I also fell in love again, with a prince of a man named Ron. He was a San Franciscan, so we commuted for many years to be together. Sadly, he too became ill, in 2006. So that I could take care of him, we transferred his medical care to Alta Bates, and he moved into 2630 Grant full time. Ron survived three years under the care of some of the same doctors and nurses that Lee had had. A few days before his imminent passing (we made it to courtside seats for the Warriors, and he saw Obama elected), dozens and dozens of close and loving members of his music community filled the back yard and for hours played and sang their beloved friend to heaven. Once again, this house was haven and therapy for me, my kids, and my community.
Each of the boys circled back to the house with their spouses-to-be during the “revolving door” phase of their early adulthood in the 2000s. But, once the nest was well and truly empty, I decided to try hosting on Airbnb, which was fledgling at that time. They even sent over a professional photographer to help me complete my listing. Those early days were really fun, sharing my too-big home with like-minded travelers from every continent. Somehow, it was never a problem to have only one shower—even with four Russians. The extra income really helped, because by that time I was doing freelance writing and editing, and, well, I wasn’t earning a ton.
I gradually started renting out the whole house and housesitting for other people or visiting my mother. That’s when I realized that another unit, a tiny house, just for me, could be a viable retirement plan, and I set to work conceiving of it, researching, designing, getting permitted, and hiring the professionals I needed. We broke ground in September of 2016. Once the tiny house was livable (on the Ides of March, exactly 35 years after the move-in), I began renting out to sabbatical professors and visiting nurses, for 3-9 months at a time.
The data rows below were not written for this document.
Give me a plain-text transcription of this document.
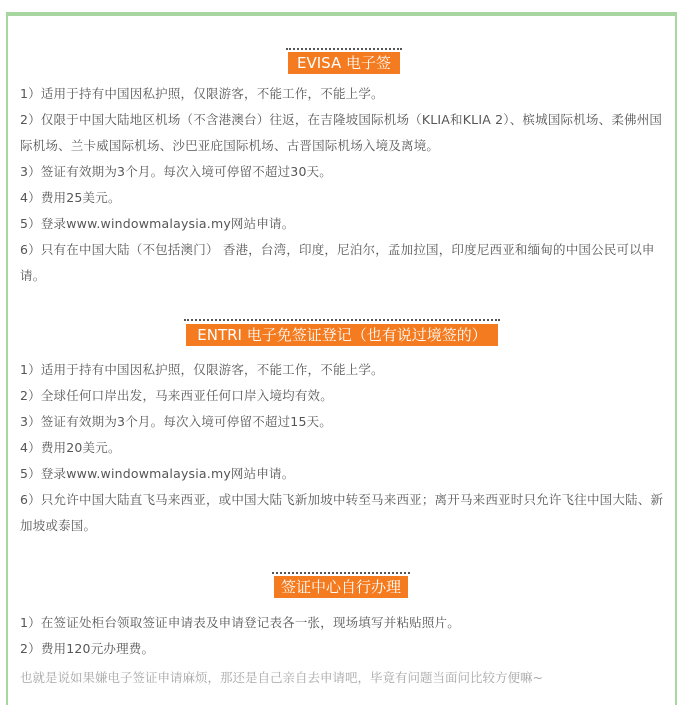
EVISA 电子签
1）适用于持有中国因私护照，仅限游客，不能工作，不能上学。
2）仅限于中国大陆地区机场（不含港澳台）往返，在吉隆坡国际机场（KLIA和KLIA 2）、槟城国际机场、柔佛州国际机场、兰卡威国际机场、沙巴亚庇国际机场、古晋国际机场入境及离境。
3）签证有效期为3个月。每次入境可停留不超过30天。
4）费用25美元。
5）登录www.windowmalaysia.my网站申请。
6）只有在中国大陆（不包括澳门） 香港，台湾，印度，尼泊尔，孟加拉国，印度尼西亚和缅甸的中国公民可以申请。
ENTRI 电子免签证登记（也有说过境签的）
1）适用于持有中国因私护照，仅限游客，不能工作，不能上学。
2）全球任何口岸出发，马来西亚任何口岸入境均有效。
3）签证有效期为3个月。每次入境可停留不超过15天。
4）费用20美元。
5）登录www.windowmalaysia.my网站申请。
6）只允许中国大陆直飞马来西亚，或中国大陆飞新加坡中转至马来西亚；离开马来西亚时只允许飞往中国大陆、新加坡或泰国。
签证中心自行办理
1）在签证处柜台领取签证申请表及申请登记表各一张，现场填写并粘贴照片。
2）费用120元办理费。
也就是说如果嫌电子签证申请麻烦，那还是自己亲自去申请吧，毕竟有问题当面问比较方便嘛~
Eventually, I had a long-term tenant, who stayed for about 3.5 years.
As a friend recently pointed out, I have used this house in almost every way imaginable. It has been shelter, artist’s palette, workshop, safe haven, financial resource, preschool, hospitality house, music venue, comfort zone, playground, therapy garden, and all-around pleasure palace.
I have seen this house through many chapters, and built a home and a life here at 2630 Grant Street. In turn, it has seen me through several reinventions of myself and my life. In its current state, you might not have a chance to feel that energy and that love. But please believe that life has seeped into the walls, all of it—the laughter, the strife, the music, the sorrow, and the love, above all, the love.
My sincerest and heartfelt wish is that you—the new owners of 2630 Grant Street, Berkeley, California, 94703—enjoy what this lovely old house and garden has offered for decades to me, my family, and my friends. Even if you only feel a fraction of what we felt, it will be tremendous. This house will always be a beloved place to many, many people. I wish you all the best.